PHP and MySQL Web Development, 2nd Edition

honestpuck writes with the short review below of Sams' PHP and MySQL Web Development, 2nd Edition, which he says is aimed at "someone who has programmed before needs to know about both PHP and MySQL," and a good book for the intended audience. Read on for his thoughts on the book. PHP and MySQL Web Development author Luke Welling & Laura Thomson pages 815 publisher Sams rating 9 reviewer Tony Williams ISBN 067232525X summary New edition to for an excellent guide to PHP and MySQL

There is a good review of the first edition of this book here on Slashdot. For this second edition, I would add that Welling and Thomson have updated extensively and improved slightly a book that may well be the classic text on the topic.

PHP and MySQL are probably the most pervasive add-ons to Apache web servers across the web. Certainly they are both easy to acquire and common on a large range of web hosting systems, including several extremely low-cost ones. They also fit together extremely well.

This book demonstrates just how well. It starts out with a quick course in PHP (OK, 160 pages is hardly quick but it seems to move along at a good pace), follows it up with a brief look at MySQL before a short digression on E-commerce leads into building authentication and secure systems with the two tools (a marvelous place to start when you're thinking about commercial-grade web systems).

Then, after some more on PHP, the final section covers some large projects, a shopping cart, email service, mailing list manager and web forums. The final chapter in this section is new for this edition and covers XML and SOAP.

The new edition has been updated extensively. All scripts work now perfectly in PHP 4.3

I like this book a great deal. Even after a fair amount of time with the previous edition I still find it useful. It is well structured for finding what you need, well written, and has few typos. (Though there are still some, including ones in code examples -- when will authors learn to work straight off running code into the manuscript and keep godforsaken editors away from it? Brian Kernighan managed it twenty-five years ago.)

This would not be the best book if you had little programming experience, nor would it be the best book if you had a fair amount of PHP experience.

You will want to have some program design experience and preferably some experience with database design as these are given short shrift. The book also lacks examples and discussion of some of the less database intensive parts of PHP and some of the more obscure tasks you may need to perform. It covers what someone who has programmed before needs to know about both PHP and MySQL while informing on methods of using both to build practical and sturdy web applications. If that sounds like the book you want then I heartily recommend this volume to you.

You can purchase PHP and MySQL Web Development from bn.com.
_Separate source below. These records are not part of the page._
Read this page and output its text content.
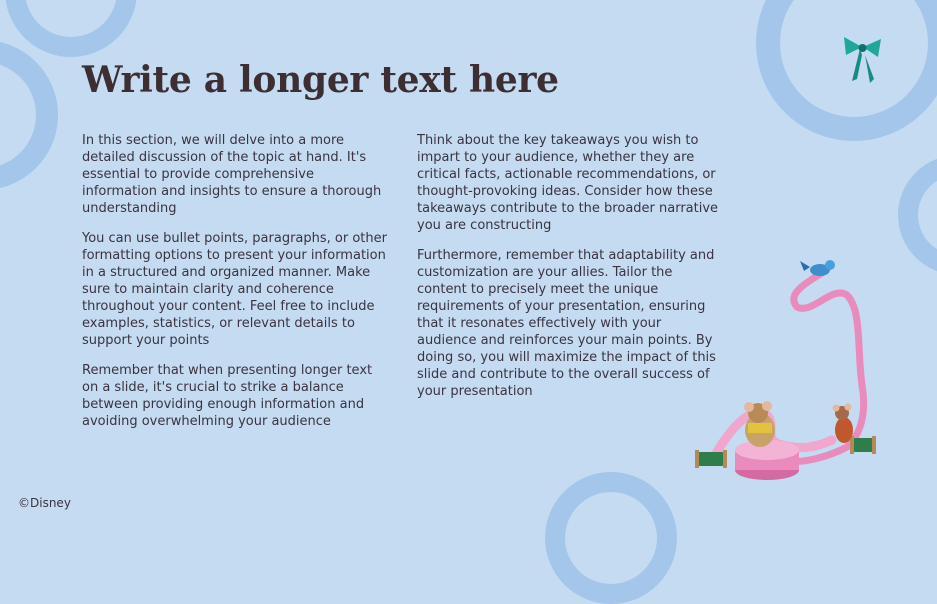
Write a longer text here

In this section, we will delve into a more detailed discussion of the topic at hand. It's essential to provide comprehensive information and insights to ensure a thorough understanding

You can use bullet points, paragraphs, or other formatting options to present your information in a structured and organized manner. Make sure to maintain clarity and coherence throughout your content. Feel free to include examples, statistics, or relevant details to support your points

Remember that when presenting longer text on a slide, it's crucial to strike a balance between providing enough information and avoiding overwhelming your audience

Think about the key takeaways you wish to impart to your audience, whether they are critical facts, actionable recommendations, or thought-provoking ideas. Consider how these takeaways contribute to the broader narrative you are constructing

Furthermore, remember that adaptability and customization are your allies. Tailor the content to precisely meet the unique requirements of your presentation, ensuring that it resonates effectively with your audience and reinforces your main points. By doing so, you will maximize the impact of this slide and contribute to the overall success of your presentation

©Disney
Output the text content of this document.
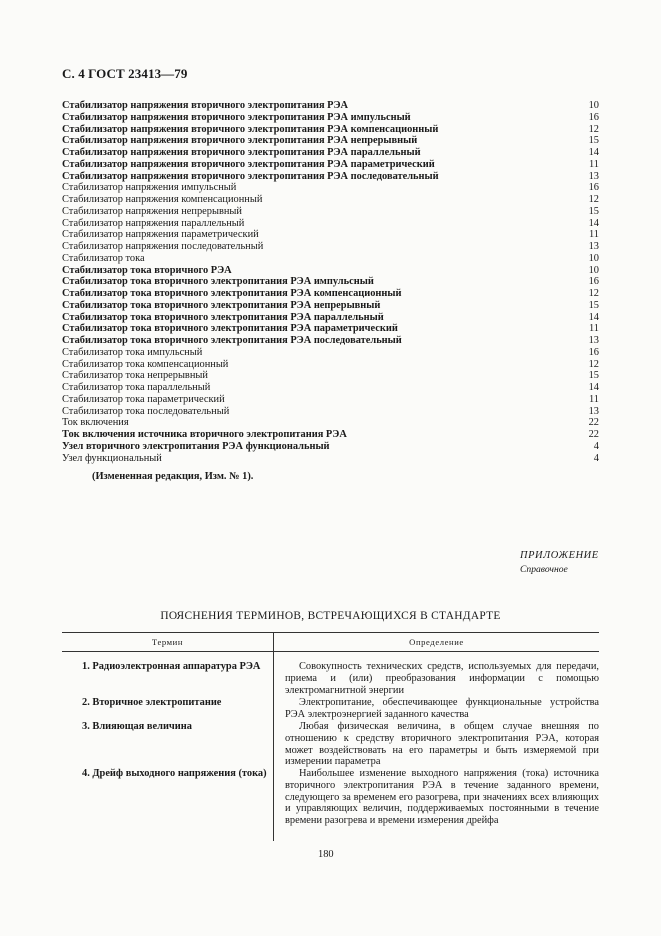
С. 4 ГОСТ 23413—79
Стабилизатор напряжения вторичного электропитания РЭА	10
Стабилизатор напряжения вторичного электропитания РЭА импульсный	16
Стабилизатор напряжения вторичного электропитания РЭА компенсационный	12
Стабилизатор напряжения вторичного электропитания РЭА непрерывный	15
Стабилизатор напряжения вторичного электропитания РЭА параллельный	14
Стабилизатор напряжения вторичного электропитания РЭА параметрический	11
Стабилизатор напряжения вторичного электропитания РЭА последовательный	13
Стабилизатор напряжения импульсный	16
Стабилизатор напряжения компенсационный	12
Стабилизатор напряжения непрерывный	15
Стабилизатор напряжения параллельный	14
Стабилизатор напряжения параметрический	11
Стабилизатор напряжения последовательный	13
Стабилизатор тока	10
Стабилизатор тока вторичного РЭА	10
Стабилизатор тока вторичного электропитания РЭА импульсный	16
Стабилизатор тока вторичного электропитания РЭА компенсационный	12
Стабилизатор тока вторичного электропитания РЭА непрерывный	15
Стабилизатор тока вторичного электропитания РЭА параллельный	14
Стабилизатор тока вторичного электропитания РЭА параметрический	11
Стабилизатор тока вторичного электропитания РЭА последовательный	13
Стабилизатор тока импульсный	16
Стабилизатор тока компенсационный	12
Стабилизатор тока непрерывный	15
Стабилизатор тока параллельный	14
Стабилизатор тока параметрический	11
Стабилизатор тока последовательный	13
Ток включения	22
Ток включения источника вторичного электропитания РЭА	22
Узел вторичного электропитания РЭА функциональный	4
Узел функциональный	4
(Измененная редакция, Изм. № 1).
ПРИЛОЖЕНИЕ
Справочное
ПОЯСНЕНИЯ ТЕРМИНОВ, ВСТРЕЧАЮЩИХСЯ В СТАНДАРТЕ
Термин	Определение
1. Радиоэлектронная аппаратура РЭА	Совокупность технических средств, используемых для передачи, приема и (или) преобразования информации с помощью электромагнитной энергии
2. Вторичное электропитание	Электропитание, обеспечивающее функциональные устройства РЭА электроэнергией заданного качества
3. Влияющая величина	Любая физическая величина, в общем случае внешняя по отношению к средству вторичного электропитания РЭА, которая может воздействовать на его параметры и быть измеряемой при измерении параметра
4. Дрейф выходного напряжения (тока)	Наибольшее изменение выходного напряжения (тока) источника вторичного электропитания РЭА в течение заданного времени, следующего за временем его разогрева, при значениях всех влияющих и управляющих величин, поддерживаемых постоянными в течение времени разогрева и времени измерения дрейфа
180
Slashdot welcomes readers' book reviews -- to see your own review here, read the book review guidelines, then visit the submission page.

previous version was good

[joeldg]

The previous version was good.
I am sure we will be getting at least one copy of this for our office as some of the junior programmers use the books and we let them take them home.
me personally, I really only use php.net if I need to look up a function, but then I have been doing this for a long time and don't need to read about the how's and why's, just need the facts and what functions expect.
From my experience, seasoned php programmers usually have a browser open to php.net to look up functions and seldom have any PHP books.
again, however, for beginners this book series is good.

Re:backwards compat.

>>$_POST vs. $HTTP_POST_VARS.

Did you read the book?

They discuss this early on in the PHP section and give the pros/cons of each, and what version they are compatible with.

Another clueless post.

php.net

[SPaReK]

While I haven't read this book or the previous edition. If you are wanting to learn the language and don't want to pay for the book, php.net and phpbuilder.com are two of the best sites available. They post have good references and PHPbuilder has a very useful forum in case you get stuck.

Re:php.net

[dJCL]

I've also found devshed.com has some userful tutorials for php and mysql, quite well done ones in fact. I have used examples from there in my production code.(Esp. the template info, saved me a lot of time and beautified my code a lot too)...

Re:Perl

[NineNine]

Also, can one use Perl or PHP to link up to a non-SQL database such as Oracle?

Please. Get a book. Oracle was a "SQL" database as you say about 20 years before MySQL ever existed. MySQL isn't even a "real" database, in the technical meaning of the word.

Re:Again... no best practices

[Christianfreak]

1. Checking any input from outside the program

2. Checking input

3. Checking input!!!

4. Separation of logic from HTML design. (templating)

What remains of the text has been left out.